I posted these instructions on the assignment page.

My copy of MS-Word will also check readability. Tools -> Options -> Spelling and Grammar -> under "Grammar," "Show Readability Statistics"

I don't expect every student to love every assignment that the course offers, but professional writers get paid to take a professional interest in a subject they might not otherwise think about. The drier the subject matter, the more corporations will pay you to write it up for them. But yes, a good writer will find a way to make even dry stuff appeal to the intended audience, but if you're not part of the intended audience, even really good writing won't hold your attention for long.

Don't worry -- the creative works that we'll be discussing and reading next week will give you a lot more freedom to express your opinions. Since some students in this class will be going out into the real world soon, I think it's good experience to have them practice putting Kilian's tips into action on a professional site.

I am glad you were able to find a professional site with a subject matter that appealed to you.

Aja Hannah said:

I saw the instructions and I tried them and I could not find fog index in the stats. I found something like it, but (if that was it) apparently I hadn't reduced the readability at all. I actually had increased the "fogginess."

I understand the reason behind professionalism and learning how to do work with stiff text for when we go into the "real world," as everyone calls it. But, I still feel the urge to voice my increasing complaints about how stiff some of this work is.

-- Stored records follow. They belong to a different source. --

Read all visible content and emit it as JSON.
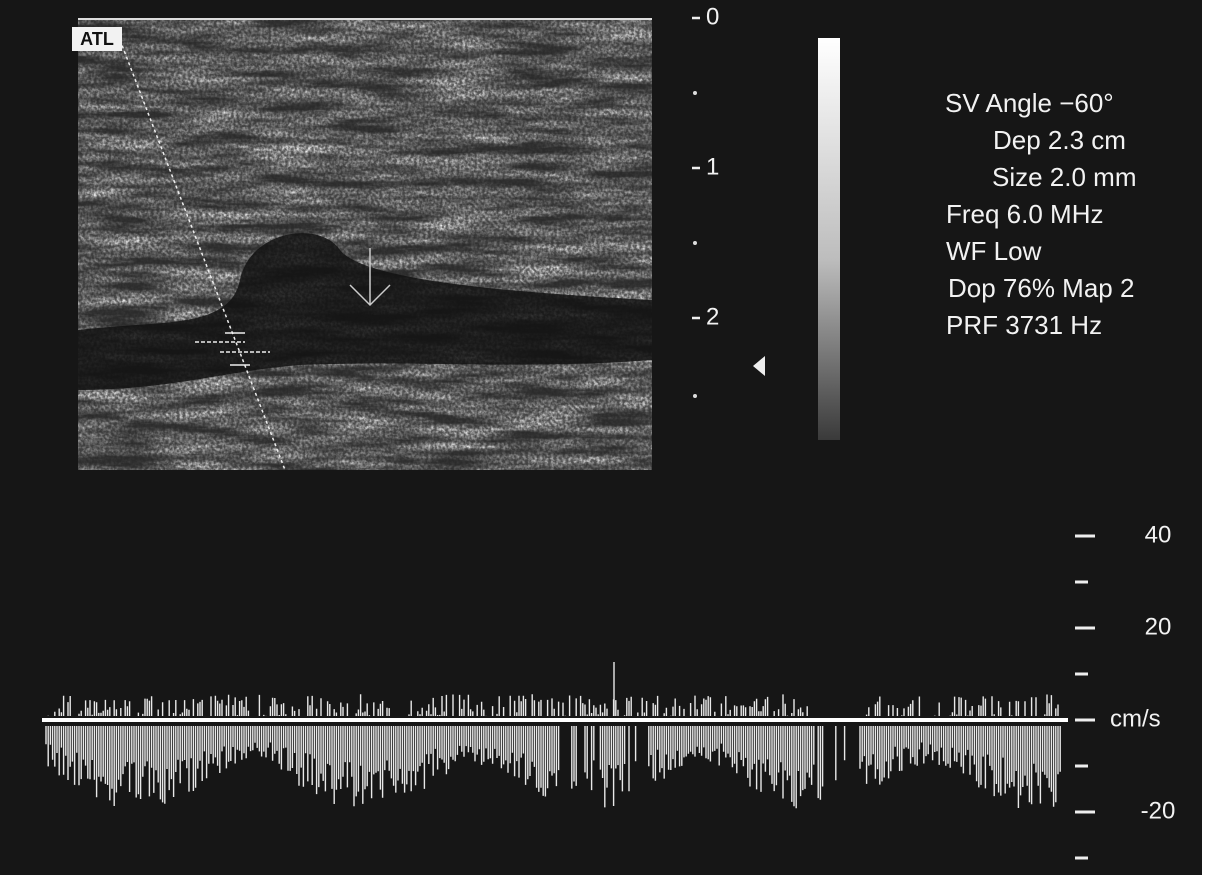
{
  "logo": "ATL",
  "depth_scale": {
    "ticks": [
      0,
      1,
      2
    ]
  },
  "settings": [
    "SV Angle −60°",
    "Dep 2.3  cm",
    "Size 2.0  mm",
    "Freq 6.0  MHz",
    "WF Low",
    "Dop 76%  Map 2",
    "PRF 3731  Hz"
  ],
  "velocity_scale": {
    "ticks": [
      40,
      20,
      -20
    ],
    "unit": "cm/s"
  }
}
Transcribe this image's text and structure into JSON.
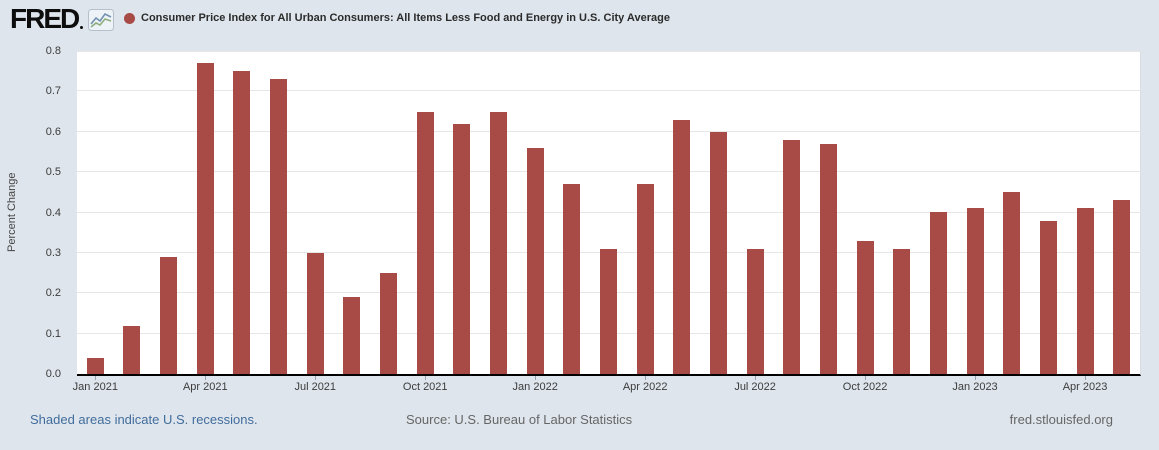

It boggles me that someone can read this book and be interested throughout it.

This book seems to be geared at older adults, which is fine for now, but I think if Kilian is going to revise this book again he should make note that people of increasingly younger ages will be looking through his book. Their needs will have to be accomodated like updating the cliches and making it easier to use and understand the CD.

Thanks for your response. In general, when I find I can't understand someone else's reaction, I take that as a sign that I should take more time and effort to figure out what is it about that other person's values, goals, background, etc., that make the other person have a reaction that differs so greatly from my own. I know that in high school, I got praise for being "bright" and "clever," or for repeating the main ideas that the teacher wanted me to absorb. As I moved along through college, I found the coursework demanded more things like accuracy, independent problem-solving, and entering fully into an intellectual world that differed from my own.

For instance, when I took a philosophy class, the teacher didn't want me just to share what I thought about a particular issue, I had to be able to understand how and why Plato, medieval Aristotelians, and modern psychologists and neurologists differ as to their understanding of the nature and significance of free will.

My point is that I generally find myself drawn to ideas that rankle or confuse me. Even if I don't end up changing my mind, when I spend time engaging with ideas voiced by people who don't share the same fundamental assumptions and starting points that inform my own intellectual approaches, I gain the ability to explain my own position more effectively.